As I've already said, the "commons" is an idea that can be put to good uses where CanPo is concerned. I won't hesitate for a second to suggest it's rather bureaucratic arts-funding regimes in partnership with academics and mainstream publishing that are the "culture capitalists" who've turned the free labor of artists & writers into an "immaterial" type of property. The multiculturalist credo of inclusivity, fairness & equity in the Arts may even be compared to the "free software" and "open access" lure of informational technologies. Time was in Canada when culture and government were suspcious of each other, and a bpNichol could cause a furor in the House of Commons over his poetry.
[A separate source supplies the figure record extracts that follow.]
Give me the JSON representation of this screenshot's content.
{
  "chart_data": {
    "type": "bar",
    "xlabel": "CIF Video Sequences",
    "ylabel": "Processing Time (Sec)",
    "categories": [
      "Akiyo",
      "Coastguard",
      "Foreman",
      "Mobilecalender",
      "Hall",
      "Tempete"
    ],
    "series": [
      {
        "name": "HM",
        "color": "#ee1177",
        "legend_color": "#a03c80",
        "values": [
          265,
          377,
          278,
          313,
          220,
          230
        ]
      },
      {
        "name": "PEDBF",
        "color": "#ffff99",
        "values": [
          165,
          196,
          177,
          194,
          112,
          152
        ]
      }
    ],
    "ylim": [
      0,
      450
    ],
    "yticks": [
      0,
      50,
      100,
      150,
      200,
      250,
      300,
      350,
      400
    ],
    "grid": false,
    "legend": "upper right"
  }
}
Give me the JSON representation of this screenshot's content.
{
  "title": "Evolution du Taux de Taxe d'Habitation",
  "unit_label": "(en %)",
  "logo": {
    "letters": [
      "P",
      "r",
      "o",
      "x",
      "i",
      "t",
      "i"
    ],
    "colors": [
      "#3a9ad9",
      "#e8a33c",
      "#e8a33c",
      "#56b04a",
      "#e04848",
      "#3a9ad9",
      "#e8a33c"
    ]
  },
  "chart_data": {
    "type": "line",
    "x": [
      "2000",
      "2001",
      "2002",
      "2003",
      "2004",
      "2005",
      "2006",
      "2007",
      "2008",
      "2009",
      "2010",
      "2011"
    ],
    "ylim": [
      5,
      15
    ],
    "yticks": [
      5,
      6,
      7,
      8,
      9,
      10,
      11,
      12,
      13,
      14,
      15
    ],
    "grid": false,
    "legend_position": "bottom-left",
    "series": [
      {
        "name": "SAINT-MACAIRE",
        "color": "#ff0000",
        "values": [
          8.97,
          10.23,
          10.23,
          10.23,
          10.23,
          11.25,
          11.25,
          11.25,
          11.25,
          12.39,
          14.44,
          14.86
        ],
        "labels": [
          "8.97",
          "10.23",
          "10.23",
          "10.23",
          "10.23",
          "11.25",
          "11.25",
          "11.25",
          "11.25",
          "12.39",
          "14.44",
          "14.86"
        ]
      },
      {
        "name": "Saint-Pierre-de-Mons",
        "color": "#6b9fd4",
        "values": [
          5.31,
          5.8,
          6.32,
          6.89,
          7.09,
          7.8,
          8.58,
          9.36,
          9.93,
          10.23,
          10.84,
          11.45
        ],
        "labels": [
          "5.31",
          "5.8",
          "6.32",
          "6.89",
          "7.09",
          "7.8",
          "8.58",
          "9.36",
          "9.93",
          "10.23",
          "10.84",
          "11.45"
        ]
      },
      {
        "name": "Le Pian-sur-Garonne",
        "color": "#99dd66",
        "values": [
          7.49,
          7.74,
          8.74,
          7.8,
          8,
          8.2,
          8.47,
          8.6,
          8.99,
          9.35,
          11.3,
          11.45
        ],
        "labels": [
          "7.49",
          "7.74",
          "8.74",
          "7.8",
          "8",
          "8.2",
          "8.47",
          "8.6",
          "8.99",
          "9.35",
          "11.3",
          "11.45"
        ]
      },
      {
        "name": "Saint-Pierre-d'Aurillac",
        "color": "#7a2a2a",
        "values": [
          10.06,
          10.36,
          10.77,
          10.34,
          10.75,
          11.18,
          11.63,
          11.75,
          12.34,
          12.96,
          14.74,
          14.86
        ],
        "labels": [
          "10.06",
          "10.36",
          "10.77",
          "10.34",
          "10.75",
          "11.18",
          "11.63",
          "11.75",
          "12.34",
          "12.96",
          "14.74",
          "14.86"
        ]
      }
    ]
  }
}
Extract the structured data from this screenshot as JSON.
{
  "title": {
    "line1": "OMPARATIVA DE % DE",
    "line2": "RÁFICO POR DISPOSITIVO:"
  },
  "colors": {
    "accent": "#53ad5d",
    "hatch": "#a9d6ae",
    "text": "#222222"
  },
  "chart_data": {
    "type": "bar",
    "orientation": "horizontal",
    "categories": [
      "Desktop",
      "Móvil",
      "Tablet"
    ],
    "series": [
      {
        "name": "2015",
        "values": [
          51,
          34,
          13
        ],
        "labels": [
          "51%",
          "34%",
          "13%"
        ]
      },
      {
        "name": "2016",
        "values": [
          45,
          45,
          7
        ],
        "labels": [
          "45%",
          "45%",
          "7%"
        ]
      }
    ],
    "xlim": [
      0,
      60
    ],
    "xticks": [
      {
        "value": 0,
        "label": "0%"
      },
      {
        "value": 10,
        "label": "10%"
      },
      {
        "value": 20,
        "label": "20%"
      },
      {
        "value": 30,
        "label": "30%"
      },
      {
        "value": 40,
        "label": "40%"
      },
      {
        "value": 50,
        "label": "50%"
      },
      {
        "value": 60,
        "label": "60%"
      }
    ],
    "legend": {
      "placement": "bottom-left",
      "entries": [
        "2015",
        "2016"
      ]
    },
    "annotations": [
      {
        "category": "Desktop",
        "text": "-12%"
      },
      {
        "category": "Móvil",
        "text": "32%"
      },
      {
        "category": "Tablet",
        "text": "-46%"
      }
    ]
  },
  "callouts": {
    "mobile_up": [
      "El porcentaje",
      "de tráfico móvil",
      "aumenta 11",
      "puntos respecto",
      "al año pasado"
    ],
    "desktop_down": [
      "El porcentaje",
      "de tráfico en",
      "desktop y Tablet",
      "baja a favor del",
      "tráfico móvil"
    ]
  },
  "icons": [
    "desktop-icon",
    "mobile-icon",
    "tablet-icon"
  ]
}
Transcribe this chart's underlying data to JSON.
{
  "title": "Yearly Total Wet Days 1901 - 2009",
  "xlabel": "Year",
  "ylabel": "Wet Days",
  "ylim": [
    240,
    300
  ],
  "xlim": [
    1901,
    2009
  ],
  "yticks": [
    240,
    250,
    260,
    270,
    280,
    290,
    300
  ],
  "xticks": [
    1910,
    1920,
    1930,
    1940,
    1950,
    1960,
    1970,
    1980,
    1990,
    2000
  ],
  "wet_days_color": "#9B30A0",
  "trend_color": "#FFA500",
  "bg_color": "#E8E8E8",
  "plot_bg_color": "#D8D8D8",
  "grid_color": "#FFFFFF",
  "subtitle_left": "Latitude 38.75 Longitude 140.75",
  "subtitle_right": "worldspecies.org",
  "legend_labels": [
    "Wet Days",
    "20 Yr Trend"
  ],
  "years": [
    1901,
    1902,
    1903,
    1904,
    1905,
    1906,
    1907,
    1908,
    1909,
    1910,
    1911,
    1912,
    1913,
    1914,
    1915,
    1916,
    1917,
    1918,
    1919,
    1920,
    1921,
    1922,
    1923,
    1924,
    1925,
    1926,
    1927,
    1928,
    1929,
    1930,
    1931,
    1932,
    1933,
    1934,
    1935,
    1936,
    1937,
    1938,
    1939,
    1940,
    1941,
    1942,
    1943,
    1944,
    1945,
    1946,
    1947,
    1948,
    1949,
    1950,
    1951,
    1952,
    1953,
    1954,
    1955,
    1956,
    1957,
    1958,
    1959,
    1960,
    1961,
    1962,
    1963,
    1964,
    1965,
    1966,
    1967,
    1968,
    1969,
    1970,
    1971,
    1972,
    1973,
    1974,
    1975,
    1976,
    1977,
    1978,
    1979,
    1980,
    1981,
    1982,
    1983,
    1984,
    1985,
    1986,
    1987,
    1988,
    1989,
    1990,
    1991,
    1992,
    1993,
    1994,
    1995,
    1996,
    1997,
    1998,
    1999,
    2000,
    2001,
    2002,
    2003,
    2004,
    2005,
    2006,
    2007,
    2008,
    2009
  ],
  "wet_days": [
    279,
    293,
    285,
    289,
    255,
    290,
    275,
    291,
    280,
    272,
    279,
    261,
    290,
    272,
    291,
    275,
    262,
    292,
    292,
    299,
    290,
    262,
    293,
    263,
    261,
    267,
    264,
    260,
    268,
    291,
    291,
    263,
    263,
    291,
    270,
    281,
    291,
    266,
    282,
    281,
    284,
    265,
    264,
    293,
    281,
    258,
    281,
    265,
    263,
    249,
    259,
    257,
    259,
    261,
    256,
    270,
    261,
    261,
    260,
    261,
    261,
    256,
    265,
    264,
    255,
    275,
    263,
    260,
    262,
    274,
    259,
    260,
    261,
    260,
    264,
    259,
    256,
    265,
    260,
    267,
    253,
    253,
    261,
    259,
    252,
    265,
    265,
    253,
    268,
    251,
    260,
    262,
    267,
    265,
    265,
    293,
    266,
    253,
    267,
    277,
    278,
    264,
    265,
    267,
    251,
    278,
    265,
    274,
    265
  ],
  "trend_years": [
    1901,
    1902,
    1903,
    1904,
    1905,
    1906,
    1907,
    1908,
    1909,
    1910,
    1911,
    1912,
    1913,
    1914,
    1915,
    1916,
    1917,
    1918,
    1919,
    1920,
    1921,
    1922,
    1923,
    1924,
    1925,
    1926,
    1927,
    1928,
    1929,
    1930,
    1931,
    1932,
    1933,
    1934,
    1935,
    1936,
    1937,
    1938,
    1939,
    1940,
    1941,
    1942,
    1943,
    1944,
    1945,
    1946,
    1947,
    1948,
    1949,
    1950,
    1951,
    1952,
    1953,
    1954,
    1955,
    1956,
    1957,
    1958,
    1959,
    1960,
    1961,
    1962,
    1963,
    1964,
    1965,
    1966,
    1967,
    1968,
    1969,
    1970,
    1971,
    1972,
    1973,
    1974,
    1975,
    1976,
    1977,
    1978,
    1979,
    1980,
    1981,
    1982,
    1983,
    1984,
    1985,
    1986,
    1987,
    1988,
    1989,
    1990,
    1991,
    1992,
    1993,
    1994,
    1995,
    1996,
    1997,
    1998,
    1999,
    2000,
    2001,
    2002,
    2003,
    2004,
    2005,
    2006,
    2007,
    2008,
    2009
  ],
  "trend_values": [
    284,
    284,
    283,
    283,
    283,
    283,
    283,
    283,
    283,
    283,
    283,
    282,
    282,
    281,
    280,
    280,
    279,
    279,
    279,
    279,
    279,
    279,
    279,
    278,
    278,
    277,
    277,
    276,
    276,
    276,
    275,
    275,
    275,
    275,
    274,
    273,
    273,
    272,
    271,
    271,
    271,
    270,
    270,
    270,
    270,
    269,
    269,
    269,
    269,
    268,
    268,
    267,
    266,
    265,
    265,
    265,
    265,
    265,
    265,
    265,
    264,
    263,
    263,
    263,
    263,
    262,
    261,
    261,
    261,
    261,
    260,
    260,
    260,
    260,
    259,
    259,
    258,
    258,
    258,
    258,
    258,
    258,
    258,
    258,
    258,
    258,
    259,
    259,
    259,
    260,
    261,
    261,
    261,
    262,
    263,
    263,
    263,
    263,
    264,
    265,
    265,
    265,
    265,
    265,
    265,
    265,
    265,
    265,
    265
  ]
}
Perhaps that's something we need to think seriously about.

2 comments:

Anonymous said...

as there so here
a plethora of Fakers, Tricksters, Thieves, Vipers, Pretenders, Imitators, pimps, (...). Whats "big" in Poetry now?

stealing from, (the) Surrealists stealing from everywhere... from writers/poets/artists
(and the pre-surrealists)
especially the women writers/artists

Ithell Colquhoun, Claude Cahun, Nusch Eluard, etc, etc

something 'out there' now being "hawked/pimped" as something new:
"sculpture Poetry" !

as if no one knows the 1912 Paris ....seen!



Kokkie

Conrad DiDiodato said...

Thanks, Kokkie

a timely reminder of just how little anything is authentic anymore. The logic of pilfering in the Arts is easy: if writing's been reduced to 'procedure' then there are just so many ways to rearrange the materials (letters, sentences, pages, lego bricks, glyphs,etc)to create something, and each of the myriad ways to write the poem (conceptual, flarf, slam, appropriation, mash up,cancellation, etc)is a studied rip-off of what's come before. Even Ron Silliman, abandoning his "Alphabet" since nobody's reading anymore, is turning to "sculpture poetry" to be unveiled in the UK.

And you're right: as if people don't know this.